Ini Alasan Teguh Mengapa Pilih Judul 'Buldozer dari Palestina'

Teguh Santosa membedah buku karyanya, "Buldozer dari Palestina" bersama pengamat politik Hendri Satrio di panggung Islamic Book Fair 2023 di Istora Senayan, Jakarta, pada Jumat malam (22/9)/RMOL
Teguh Santosa membedah buku karyanya, "Buldozer dari Palestina" bersama pengamat politik Hendri Satrio di panggung Islamic Book Fair 2023 di Istora Senayan, Jakarta, pada Jumat malam (22/9)/RMOL

Buku berjudul Buldozer dari Palestina terbitan Booknesia, tampil dalam bedah buku di panggung Islamic Book Fair 2023 di Istora Senayan, Jakarta, pada Jumat malam (22/9).


Penulis buku yang juga wartawan senior Teguh Santosa, membedah buku karyanya, bersama pengamat politik Hendri Satrio di hadapan pengunjung bazar.

Judul buku Buldozer dari Palestina bisa jadi mengecoh banyak orang, karena tak jarang orang membayangkan isinya akan bercerita panjang lebar tentang perjuangan rakyat Palestina untuk lepas dari invasi Israel.
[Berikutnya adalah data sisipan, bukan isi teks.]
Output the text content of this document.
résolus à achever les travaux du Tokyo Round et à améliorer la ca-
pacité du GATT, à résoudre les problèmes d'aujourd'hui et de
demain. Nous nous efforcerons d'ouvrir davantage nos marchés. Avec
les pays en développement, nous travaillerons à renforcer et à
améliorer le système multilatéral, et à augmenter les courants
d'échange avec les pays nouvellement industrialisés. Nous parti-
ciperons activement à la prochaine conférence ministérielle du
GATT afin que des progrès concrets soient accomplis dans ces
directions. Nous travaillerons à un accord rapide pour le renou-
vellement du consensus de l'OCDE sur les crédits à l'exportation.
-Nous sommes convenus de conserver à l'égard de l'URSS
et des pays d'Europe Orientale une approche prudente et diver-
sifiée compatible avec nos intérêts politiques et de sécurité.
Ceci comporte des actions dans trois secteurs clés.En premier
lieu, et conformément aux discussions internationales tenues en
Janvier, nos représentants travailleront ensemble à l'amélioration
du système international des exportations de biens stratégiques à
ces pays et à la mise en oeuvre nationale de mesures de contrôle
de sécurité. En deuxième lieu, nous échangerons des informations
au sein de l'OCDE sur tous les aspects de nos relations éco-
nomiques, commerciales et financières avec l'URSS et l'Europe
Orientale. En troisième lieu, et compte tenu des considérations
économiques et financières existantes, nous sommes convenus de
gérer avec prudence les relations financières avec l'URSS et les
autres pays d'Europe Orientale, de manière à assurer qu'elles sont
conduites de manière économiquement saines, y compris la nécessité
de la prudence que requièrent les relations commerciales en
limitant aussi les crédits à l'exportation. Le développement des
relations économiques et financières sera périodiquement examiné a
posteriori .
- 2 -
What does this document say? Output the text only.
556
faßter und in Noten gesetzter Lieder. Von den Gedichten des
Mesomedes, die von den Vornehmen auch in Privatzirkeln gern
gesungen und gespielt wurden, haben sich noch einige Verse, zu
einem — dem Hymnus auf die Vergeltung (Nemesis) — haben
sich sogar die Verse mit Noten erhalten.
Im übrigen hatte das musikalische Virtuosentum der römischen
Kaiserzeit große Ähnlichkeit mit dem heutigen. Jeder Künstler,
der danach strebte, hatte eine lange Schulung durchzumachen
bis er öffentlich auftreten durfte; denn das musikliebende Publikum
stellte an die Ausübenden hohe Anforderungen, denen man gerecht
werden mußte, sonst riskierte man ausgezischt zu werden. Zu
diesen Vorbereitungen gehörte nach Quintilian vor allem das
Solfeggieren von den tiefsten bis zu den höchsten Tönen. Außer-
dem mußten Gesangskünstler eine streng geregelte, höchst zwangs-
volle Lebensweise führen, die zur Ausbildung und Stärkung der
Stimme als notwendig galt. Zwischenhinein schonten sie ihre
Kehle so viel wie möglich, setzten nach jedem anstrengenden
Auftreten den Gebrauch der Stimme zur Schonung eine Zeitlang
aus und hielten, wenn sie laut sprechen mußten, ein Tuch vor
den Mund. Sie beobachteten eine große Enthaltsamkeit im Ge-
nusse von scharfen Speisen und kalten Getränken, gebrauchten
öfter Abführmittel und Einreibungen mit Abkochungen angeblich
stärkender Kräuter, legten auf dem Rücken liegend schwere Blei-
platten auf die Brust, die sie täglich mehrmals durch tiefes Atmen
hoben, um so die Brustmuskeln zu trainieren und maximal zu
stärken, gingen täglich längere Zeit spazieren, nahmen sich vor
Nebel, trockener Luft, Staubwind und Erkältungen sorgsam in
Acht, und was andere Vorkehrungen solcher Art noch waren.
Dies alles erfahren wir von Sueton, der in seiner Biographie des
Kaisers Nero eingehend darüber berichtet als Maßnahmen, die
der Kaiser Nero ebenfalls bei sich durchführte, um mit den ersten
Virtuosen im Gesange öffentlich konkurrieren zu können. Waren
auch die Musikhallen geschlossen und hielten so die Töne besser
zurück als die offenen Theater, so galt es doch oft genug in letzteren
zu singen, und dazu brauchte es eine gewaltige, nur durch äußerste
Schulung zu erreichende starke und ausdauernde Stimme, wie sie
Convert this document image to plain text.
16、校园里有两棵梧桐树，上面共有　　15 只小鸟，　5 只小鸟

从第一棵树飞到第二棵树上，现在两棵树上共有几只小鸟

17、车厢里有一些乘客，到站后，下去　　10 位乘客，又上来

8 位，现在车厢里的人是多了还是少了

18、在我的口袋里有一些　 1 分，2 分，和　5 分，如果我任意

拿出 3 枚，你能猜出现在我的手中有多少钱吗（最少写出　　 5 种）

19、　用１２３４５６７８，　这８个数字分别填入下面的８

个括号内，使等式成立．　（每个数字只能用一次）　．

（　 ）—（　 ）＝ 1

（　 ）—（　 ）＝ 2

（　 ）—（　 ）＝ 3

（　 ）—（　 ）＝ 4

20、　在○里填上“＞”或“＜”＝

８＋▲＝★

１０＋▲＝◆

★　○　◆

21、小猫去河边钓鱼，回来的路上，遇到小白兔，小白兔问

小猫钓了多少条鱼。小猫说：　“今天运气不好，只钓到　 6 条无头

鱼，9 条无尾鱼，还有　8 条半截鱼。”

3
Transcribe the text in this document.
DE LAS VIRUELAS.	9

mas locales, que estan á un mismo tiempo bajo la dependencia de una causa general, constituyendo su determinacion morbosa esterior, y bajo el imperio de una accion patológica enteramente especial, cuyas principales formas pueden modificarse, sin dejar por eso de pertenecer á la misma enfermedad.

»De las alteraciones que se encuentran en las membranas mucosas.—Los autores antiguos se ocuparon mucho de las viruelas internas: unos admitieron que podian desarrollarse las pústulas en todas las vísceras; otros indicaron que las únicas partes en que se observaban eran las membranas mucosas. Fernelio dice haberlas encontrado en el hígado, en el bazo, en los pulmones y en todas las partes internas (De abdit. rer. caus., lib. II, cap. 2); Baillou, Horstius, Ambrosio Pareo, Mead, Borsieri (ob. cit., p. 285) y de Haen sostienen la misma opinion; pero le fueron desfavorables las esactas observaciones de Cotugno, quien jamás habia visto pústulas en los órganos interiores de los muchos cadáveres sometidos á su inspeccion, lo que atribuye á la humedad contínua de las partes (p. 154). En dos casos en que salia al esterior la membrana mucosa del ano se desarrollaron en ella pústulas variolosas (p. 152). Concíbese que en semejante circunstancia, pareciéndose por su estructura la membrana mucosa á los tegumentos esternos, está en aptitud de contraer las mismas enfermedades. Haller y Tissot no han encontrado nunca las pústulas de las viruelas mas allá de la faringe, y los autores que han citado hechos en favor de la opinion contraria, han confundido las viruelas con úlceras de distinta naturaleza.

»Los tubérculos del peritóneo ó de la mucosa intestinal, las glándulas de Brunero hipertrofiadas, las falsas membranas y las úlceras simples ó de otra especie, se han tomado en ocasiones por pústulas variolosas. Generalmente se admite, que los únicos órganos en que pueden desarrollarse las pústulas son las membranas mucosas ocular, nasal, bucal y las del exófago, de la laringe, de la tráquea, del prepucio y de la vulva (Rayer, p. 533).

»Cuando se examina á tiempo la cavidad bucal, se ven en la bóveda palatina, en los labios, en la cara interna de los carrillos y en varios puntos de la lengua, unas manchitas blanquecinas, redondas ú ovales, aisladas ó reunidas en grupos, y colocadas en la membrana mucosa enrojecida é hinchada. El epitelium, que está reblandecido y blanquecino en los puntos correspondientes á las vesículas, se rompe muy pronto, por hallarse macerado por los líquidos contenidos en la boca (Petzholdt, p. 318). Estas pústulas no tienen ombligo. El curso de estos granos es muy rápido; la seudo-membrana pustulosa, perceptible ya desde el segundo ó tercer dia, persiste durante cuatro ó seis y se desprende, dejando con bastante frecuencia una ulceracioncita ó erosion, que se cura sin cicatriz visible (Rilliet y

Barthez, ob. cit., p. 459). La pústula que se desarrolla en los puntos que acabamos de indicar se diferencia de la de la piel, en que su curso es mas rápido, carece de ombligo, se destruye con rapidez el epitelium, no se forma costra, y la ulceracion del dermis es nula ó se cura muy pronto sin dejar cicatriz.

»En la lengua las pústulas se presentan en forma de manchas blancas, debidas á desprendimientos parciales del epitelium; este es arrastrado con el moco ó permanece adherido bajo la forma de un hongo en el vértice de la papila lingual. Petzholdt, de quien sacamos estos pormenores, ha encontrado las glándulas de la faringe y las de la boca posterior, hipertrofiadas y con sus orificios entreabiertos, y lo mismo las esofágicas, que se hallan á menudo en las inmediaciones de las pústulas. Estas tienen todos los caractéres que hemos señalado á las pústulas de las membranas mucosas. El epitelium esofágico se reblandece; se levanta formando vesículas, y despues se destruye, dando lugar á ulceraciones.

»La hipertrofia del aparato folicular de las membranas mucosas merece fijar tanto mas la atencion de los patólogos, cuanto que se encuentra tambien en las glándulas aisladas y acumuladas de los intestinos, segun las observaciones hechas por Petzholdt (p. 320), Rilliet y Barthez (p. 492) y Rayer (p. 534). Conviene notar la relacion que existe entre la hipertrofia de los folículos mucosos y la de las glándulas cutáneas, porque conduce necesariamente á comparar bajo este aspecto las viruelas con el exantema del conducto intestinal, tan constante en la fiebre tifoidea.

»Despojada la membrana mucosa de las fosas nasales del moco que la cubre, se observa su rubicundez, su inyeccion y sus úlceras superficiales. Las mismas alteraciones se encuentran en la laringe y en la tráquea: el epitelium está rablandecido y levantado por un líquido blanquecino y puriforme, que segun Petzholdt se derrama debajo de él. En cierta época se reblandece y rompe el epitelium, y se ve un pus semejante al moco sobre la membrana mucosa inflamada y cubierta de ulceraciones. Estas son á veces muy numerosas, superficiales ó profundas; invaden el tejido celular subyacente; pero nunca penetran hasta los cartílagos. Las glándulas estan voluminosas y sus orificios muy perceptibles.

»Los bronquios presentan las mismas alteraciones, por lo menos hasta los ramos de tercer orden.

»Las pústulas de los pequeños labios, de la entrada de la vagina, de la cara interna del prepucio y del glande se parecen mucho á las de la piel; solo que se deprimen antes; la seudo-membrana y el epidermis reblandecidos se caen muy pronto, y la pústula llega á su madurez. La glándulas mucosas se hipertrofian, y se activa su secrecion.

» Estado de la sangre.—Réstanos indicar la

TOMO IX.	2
Tak hanya itu, banyak dari kita pasti juga mengira akan mendapati kisah-kisah heroik dan mengharukan rakyat Palestina yang mencoba bertahan hidup dan bangkit setelah ledakan bom, penembakan, dan penyiksaan menjadi bagian dari keseharian mereka di tengah konflik.

Rupanya Teguh saat ditanya Hendri, menjelaskan alasan tersendiri di balik pemilihan judul buku tersebut yang tidak ada sangkut pautnya dengan sentimen terkait perjuangan rakyat Palestina yang menghadapi 'buldozer' Yahudi.

“Judul buku ini dipilih karena Yasser Arafat memberi gelar ‘buldozer’ untuk Ribhi Awad, Duta Besar Palestina untuk Indonesia yang berada di Indonesia selama 15 tahun,” kata Teguh.

Ribhi Awad sendiri merupakan sosok kepercayaan Yasser Arafat di partai politik Fattah sekaligus juru bicara PLO (Organisasi Pembebasan Palestina). Dia menjadi diplomat andalan Yasser Arafat yang pernah bertugas sebagai duta besar di Aljazair, Finlandia, Mesir, Uni Emirat Arab, Kenya, serta Indonesia.

Di Indonesia, Ribhi Awad mulai bertugas sebagai duta besar pada tahun 1992 hingga kemudian di tahun 2006, dia dipaksa melepaskan jabatannya karena Hamas berhasil mengalahkan Fattah. Artinya, semua instrumen diplomatik Fattah harus diganti baik di internal negeri maupun politik luar negeri.

Teguh pun mengenang mencatat peristiwa itu dengan mewawancara Ribhi Awad.

“Karena wawancara dengan Ribhi Awad adalah wawancara pertama saya dengan duta besar negara sahabat pascaperistiwa 9/11,” kata Teguh.

Saat wawancara tatap muka dengan Ribhi Awad, Teguh menyebut tak ada birokrasi menyulitkan untuk bisa bertemu langsung. Pun Ribhi Awad, juga bersedia menjawab semua pertanyaannya.

Namun sayangnya, hasil wawancara tersebut tidak diperkenankan untuk dipublikasikan.

Meski begitu persahabatan Teguh dan Ribhi Awad terus berlanjut. Harapan Ribhi Awad untuk terjadinya mukjizat Allah untuk mengubah Amerika, menghadirkan kedamaian dalam kehidupan rakyat Palestina, serta bersatunya negara-negara Arab dan umat Muslim bersatu, itulah yang diabadikan menjadi judul buku, Buldozer dari Palestina.

Sepanjang bedah buku, pengunjung yang kebanyakan dari generasi milenial dan juga mahasiswa jurusan hubungan internasional pun menyimak penjelasan Teguh.

Wawancara dengan Ribhi Awad, juga menjadi bagian dari perbendaharaan jumlah duta besar negara sahabat yang diwawancarai Teguh.

Hasilnya, Teguh dianugerahi Rekor MURI sebagai Penulis Buku Wawancara Duta Besar Negara Sahabat Terbanyak untuk dua bukunya, "Perdamaian yang Buruk Perang yang Damai" dan "Buldozer dari Palestina" yang keduanya diterbitkan Booknesia.